The present case study investigated the potential of the Common European
Framework of Reference (CEFR) for languages: learning, teaching, assessment
can-do descriptors for mediation in an English for Specific Purposes (ESP)
Computer-Assisted Language Learning (CALL)-based context. Fabricating
descriptors for mediation was cardinal for the Council of Europe’s (2018)
endeavour in updating the CEFR Companion. Despite surfacing just as a
language skill in the 2001 CEFR Companion, mediation is now viewed as a
central mode of communication in the New CEFR Companion, both in the
receptive and productive modes. As they were just introduced in 2018, the
CEFR mediation descriptor scales have not yet been sufficiently explored.

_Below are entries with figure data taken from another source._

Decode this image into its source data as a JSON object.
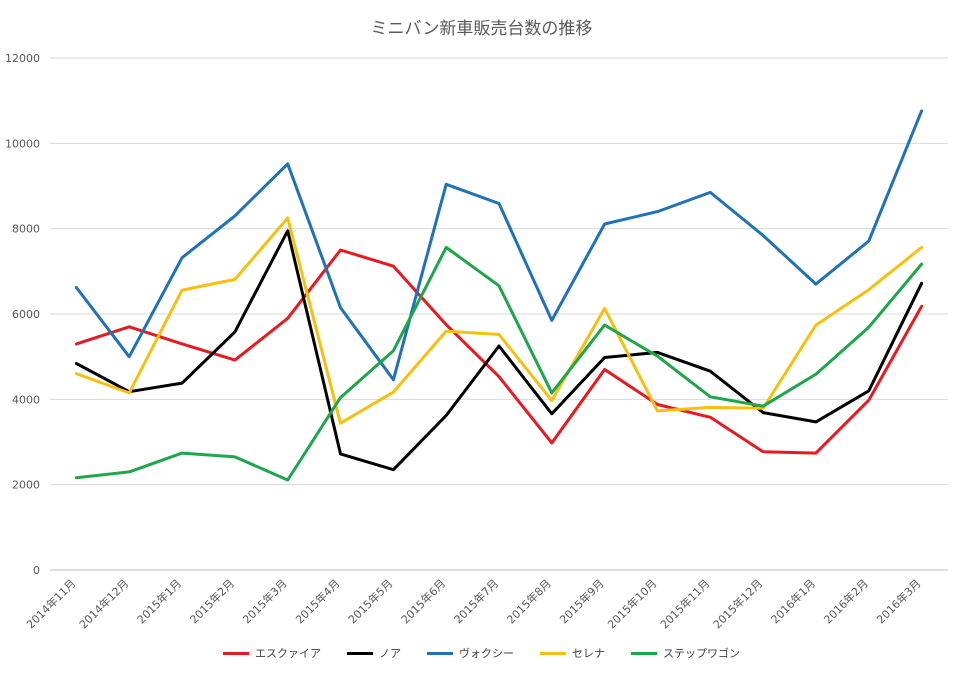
{
  "chart_data": {
    "type": "line",
    "title": "ミニバン新車販売台数の推移",
    "categories": [
      "2014年11月",
      "2014年12月",
      "2015年1月",
      "2015年2月",
      "2015年3月",
      "2015年4月",
      "2015年5月",
      "2015年6月",
      "2015年7月",
      "2015年8月",
      "2015年9月",
      "2015年10月",
      "2015年11月",
      "2015年12月",
      "2016年1月",
      "2016年2月",
      "2016年3月"
    ],
    "ylim": [
      0,
      12000
    ],
    "yticks": [
      "0",
      "2000",
      "4000",
      "6000",
      "8000",
      "10000",
      "12000"
    ],
    "grid": true,
    "legend_position": "bottom",
    "series": [
      {
        "name": "エスクァイア",
        "color": "#e8191f",
        "values": [
          5300,
          5700,
          5300,
          4920,
          5900,
          7500,
          7120,
          5750,
          4530,
          2980,
          4700,
          3880,
          3580,
          2770,
          2740,
          3980,
          6180
        ]
      },
      {
        "name": "ノア",
        "color": "#000000",
        "values": [
          4840,
          4180,
          4380,
          5580,
          7950,
          2720,
          2350,
          3620,
          5250,
          3660,
          4980,
          5100,
          4660,
          3690,
          3470,
          4200,
          6720
        ]
      },
      {
        "name": "ヴォクシー",
        "color": "#1f72b8",
        "values": [
          6620,
          5000,
          7320,
          8300,
          9520,
          6150,
          4460,
          9040,
          8590,
          5850,
          8110,
          8400,
          8850,
          7840,
          6700,
          7710,
          10760
        ]
      },
      {
        "name": "セレナ",
        "color": "#f5c10e",
        "values": [
          4600,
          4150,
          6560,
          6810,
          8250,
          3440,
          4170,
          5600,
          5520,
          3970,
          6130,
          3730,
          3810,
          3790,
          5740,
          6570,
          7560
        ]
      },
      {
        "name": "ステップワゴン",
        "color": "#1ea64a",
        "values": [
          2160,
          2300,
          2740,
          2650,
          2110,
          4040,
          5140,
          7560,
          6660,
          4150,
          5740,
          5010,
          4060,
          3840,
          4590,
          5690,
          7170
        ]
      }
    ]
  }
}
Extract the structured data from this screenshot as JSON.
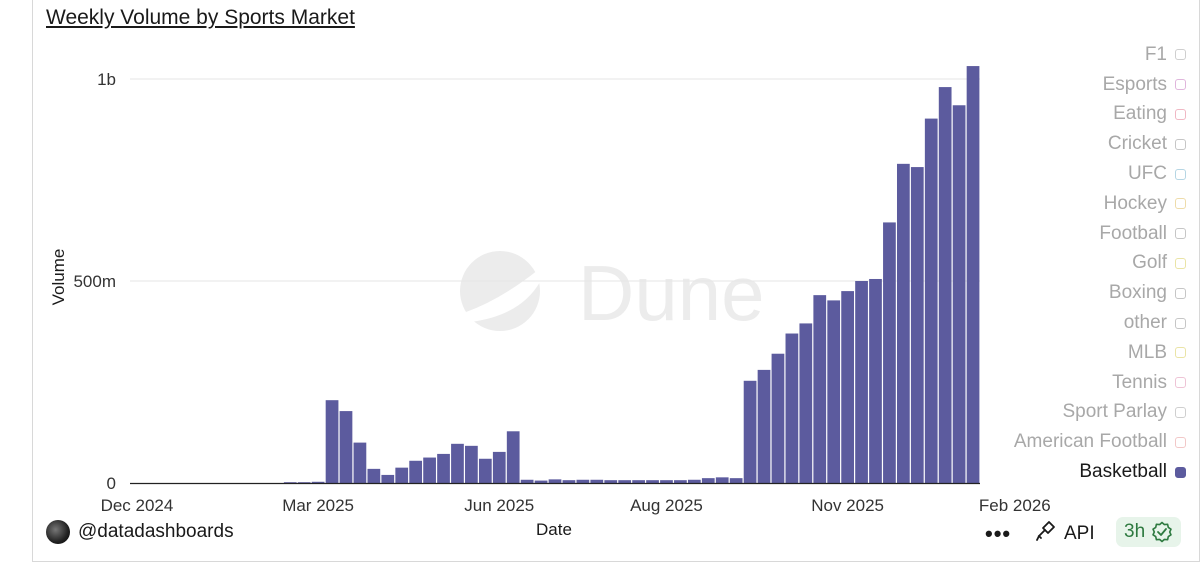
{
  "chart_data": {
    "type": "bar",
    "title": "Weekly Volume by Sports Market",
    "xlabel": "Date",
    "ylabel": "Volume",
    "ylim": [
      0,
      1050000000
    ],
    "y_ticks": [
      {
        "value": 0,
        "label": "0"
      },
      {
        "value": 500000000,
        "label": "500m"
      },
      {
        "value": 1000000000,
        "label": "1b"
      }
    ],
    "x_ticks": [
      {
        "index": 0,
        "label": "Dec 2024"
      },
      {
        "index": 13,
        "label": "Mar 2025"
      },
      {
        "index": 26,
        "label": "Jun 2025"
      },
      {
        "index": 38,
        "label": "Aug 2025"
      },
      {
        "index": 51,
        "label": "Nov 2025"
      },
      {
        "index": 63,
        "label": "Feb 2026"
      }
    ],
    "grid": true,
    "legend_position": "right",
    "watermark": "Dune",
    "series": [
      {
        "name": "Basketball",
        "color": "#5c5b9e",
        "values": [
          0,
          0,
          0,
          0,
          0,
          0,
          0,
          0,
          0,
          0,
          0,
          2000000,
          2000000,
          3000000,
          205000000,
          178000000,
          100000000,
          35000000,
          20000000,
          38000000,
          55000000,
          63000000,
          72000000,
          97000000,
          92000000,
          60000000,
          77000000,
          128000000,
          8000000,
          6000000,
          9000000,
          7000000,
          8000000,
          8000000,
          7000000,
          7000000,
          7000000,
          7000000,
          7000000,
          7000000,
          8000000,
          12000000,
          14000000,
          12000000,
          253000000,
          280000000,
          320000000,
          370000000,
          395000000,
          465000000,
          452000000,
          475000000,
          500000000,
          505000000,
          645000000,
          790000000,
          782000000,
          902000000,
          980000000,
          935000000,
          1032000000
        ]
      }
    ]
  },
  "legend": [
    {
      "label": "F1",
      "color": "#cfcfcf",
      "active": false
    },
    {
      "label": "Esports",
      "color": "#e0b6dc",
      "active": false
    },
    {
      "label": "Eating",
      "color": "#f0b8c4",
      "active": false
    },
    {
      "label": "Cricket",
      "color": "#c6c6c6",
      "active": false
    },
    {
      "label": "UFC",
      "color": "#b6d6e4",
      "active": false
    },
    {
      "label": "Hockey",
      "color": "#eedcaa",
      "active": false
    },
    {
      "label": "Football",
      "color": "#c6c6c6",
      "active": false
    },
    {
      "label": "Golf",
      "color": "#eae4a6",
      "active": false
    },
    {
      "label": "Boxing",
      "color": "#c6c6c6",
      "active": false
    },
    {
      "label": "other",
      "color": "#c6c6c6",
      "active": false
    },
    {
      "label": "MLB",
      "color": "#eae4a6",
      "active": false
    },
    {
      "label": "Tennis",
      "color": "#eec4d6",
      "active": false
    },
    {
      "label": "Sport Parlay",
      "color": "#cfcfcf",
      "active": false
    },
    {
      "label": "American Football",
      "color": "#f2c8c8",
      "active": false
    },
    {
      "label": "Basketball",
      "color": "#5c5b9e",
      "active": true
    }
  ],
  "footer": {
    "user": "@datadashboards",
    "more": "•••",
    "api": "API",
    "refresh": "3h"
  }
}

The main goal of the present research was to fill some of this gap in the
literature by investigating the potential of the CEFR for languages
descriptors for mediation in an ESP CALL-based CEFR B2 tertiary level
context (a 13 week ESP course specifically designed to meet the needs of
university Rehabilitation Sciences students.) Data collection tools included
students’ self-assessment against can-do descriptors for mediation,
observation, student reflections, and focus group interviews. The findings
suggest that the implementation of the existing course activities had the
potential to promote mediation processes. The significant role of mediation
in carrying out the course activities in addition to the CALL component of
the ESP course activities highlighted the potential of CALL technologies to
trigger, support, and promote mediation processes; this finding stressed the
underlying role of the nature and the structure of the ESP course’s
CALL-Based activities in supporting mediation processes.